After reading around five articles making the same point, I found myself wondering:
“If that’s the case, who is a data scientist? What qualification does a person need to possess in order to call themselves a data scientist?”
It seemed as though the authors of these articles were so caught up in their frustration of who they thought shouldn’t be calling themselves data scientists, that they forgot to mention who should be.
Not one of these writers mentioned the qualifications a “real data scientist” should possess. They also conveniently failed to mention the everyday job of a “real data scientist.”
So… who is a real data scientist?
I spent the entire day reading definitions of the word data science.
Let me share my findings with you.
Wikipedia defines data science as “an interdisciplinary field that uses scientific methods, processes, algorithms and systems to extract knowledge and insights from structured and unstructured data, and apply knowledge and actionable insights from data across a broad range of application domains.”

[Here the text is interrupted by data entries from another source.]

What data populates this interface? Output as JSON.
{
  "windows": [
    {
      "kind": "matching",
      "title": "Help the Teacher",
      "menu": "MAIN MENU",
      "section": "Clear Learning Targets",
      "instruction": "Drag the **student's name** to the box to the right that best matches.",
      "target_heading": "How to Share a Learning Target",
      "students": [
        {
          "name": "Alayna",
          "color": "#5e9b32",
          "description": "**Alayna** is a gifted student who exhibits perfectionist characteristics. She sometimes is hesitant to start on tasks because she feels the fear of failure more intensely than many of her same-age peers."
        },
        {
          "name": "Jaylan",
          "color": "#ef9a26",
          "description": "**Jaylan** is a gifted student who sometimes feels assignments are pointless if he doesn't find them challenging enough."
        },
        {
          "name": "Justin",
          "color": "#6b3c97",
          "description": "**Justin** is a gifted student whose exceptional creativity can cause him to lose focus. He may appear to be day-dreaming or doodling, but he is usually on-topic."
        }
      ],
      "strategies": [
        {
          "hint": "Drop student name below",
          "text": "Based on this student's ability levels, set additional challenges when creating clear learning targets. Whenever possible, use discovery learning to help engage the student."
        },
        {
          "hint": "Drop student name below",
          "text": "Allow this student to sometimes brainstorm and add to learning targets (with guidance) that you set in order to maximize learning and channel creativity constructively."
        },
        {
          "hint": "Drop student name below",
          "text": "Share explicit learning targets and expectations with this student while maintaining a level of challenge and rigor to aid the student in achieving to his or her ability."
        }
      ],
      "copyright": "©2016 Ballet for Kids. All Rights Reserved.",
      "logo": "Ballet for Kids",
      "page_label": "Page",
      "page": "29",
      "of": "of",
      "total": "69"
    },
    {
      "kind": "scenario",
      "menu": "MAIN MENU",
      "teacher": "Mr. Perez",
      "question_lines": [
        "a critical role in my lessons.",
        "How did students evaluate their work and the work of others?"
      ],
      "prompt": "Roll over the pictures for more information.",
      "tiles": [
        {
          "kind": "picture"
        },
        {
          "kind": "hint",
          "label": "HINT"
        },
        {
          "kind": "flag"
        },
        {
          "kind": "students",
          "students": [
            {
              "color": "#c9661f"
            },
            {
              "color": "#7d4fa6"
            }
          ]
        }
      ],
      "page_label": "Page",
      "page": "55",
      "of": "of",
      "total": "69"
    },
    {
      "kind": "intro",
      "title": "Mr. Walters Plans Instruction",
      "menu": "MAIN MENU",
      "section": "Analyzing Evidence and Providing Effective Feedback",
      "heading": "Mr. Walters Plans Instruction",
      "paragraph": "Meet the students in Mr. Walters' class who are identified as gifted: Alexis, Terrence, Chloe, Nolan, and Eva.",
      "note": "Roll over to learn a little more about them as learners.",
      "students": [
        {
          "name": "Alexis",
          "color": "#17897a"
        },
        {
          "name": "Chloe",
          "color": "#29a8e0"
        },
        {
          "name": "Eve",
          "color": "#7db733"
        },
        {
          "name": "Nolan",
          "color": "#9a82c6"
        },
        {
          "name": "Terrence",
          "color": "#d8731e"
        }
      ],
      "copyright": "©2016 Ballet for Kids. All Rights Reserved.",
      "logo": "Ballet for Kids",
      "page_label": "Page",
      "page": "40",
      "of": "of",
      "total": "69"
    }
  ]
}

The Oxford Dictionary defines a data scientist as “a person employed to analyse and interpret complex digital data, such as the usage statistics of a website, especially in order to assist a business in its decision-making.”
Datarobot defines data science as “the field of study that combines domain expertise, programming skills, and knowledge of mathematics and statistics to extract meaningful insights from data.”
After reading these definitions, I took a look at some data science job listings. What skills were companies looking for in a data scientist?
One of the first job listing I came across was by a Fortune 500 company, and I will attach a screenshot of the job description here:
Most data science job descriptions were similar to the one above.
So if the definition and job description of a data scientist matches a person’s skillset, why don’t we just allow them to call themselves data scientists?
Data science is a very loose term.
It is used to describe so many different roles, and the term has become so vague that it’s almost meaningless.
I’ve worked with data science team leaders at multinational companies who came from non-technical backgrounds.
People who do the work of a statistician often refer to themselves as data scientists, and so do people who do data engineering or analytics related work.
The term is just so broad that it encompasses the job scope of many different people. And that’s okay.
Who should call themselves a data scientist?
My job title has the words “data science” in it, and my skillset is exactly as described above.
If you deal with data on a regular basis to derive insight and come up with business value, you are (by definition) a data scientist.
The ability to clean and manipulate data, create data pipelines, and build predictive models does qualify you to call yourself a data scientist.
Data science has been widely accepted as just that.
The term data science is so broad now that it defines the job scope of millions of people around the world.
And honestly, it doesn’t make sense to obsess about terms.
Unless the term “data scientist” magically gets replaced with a different word overnight, people aren’t going to stop calling themselves data scientists.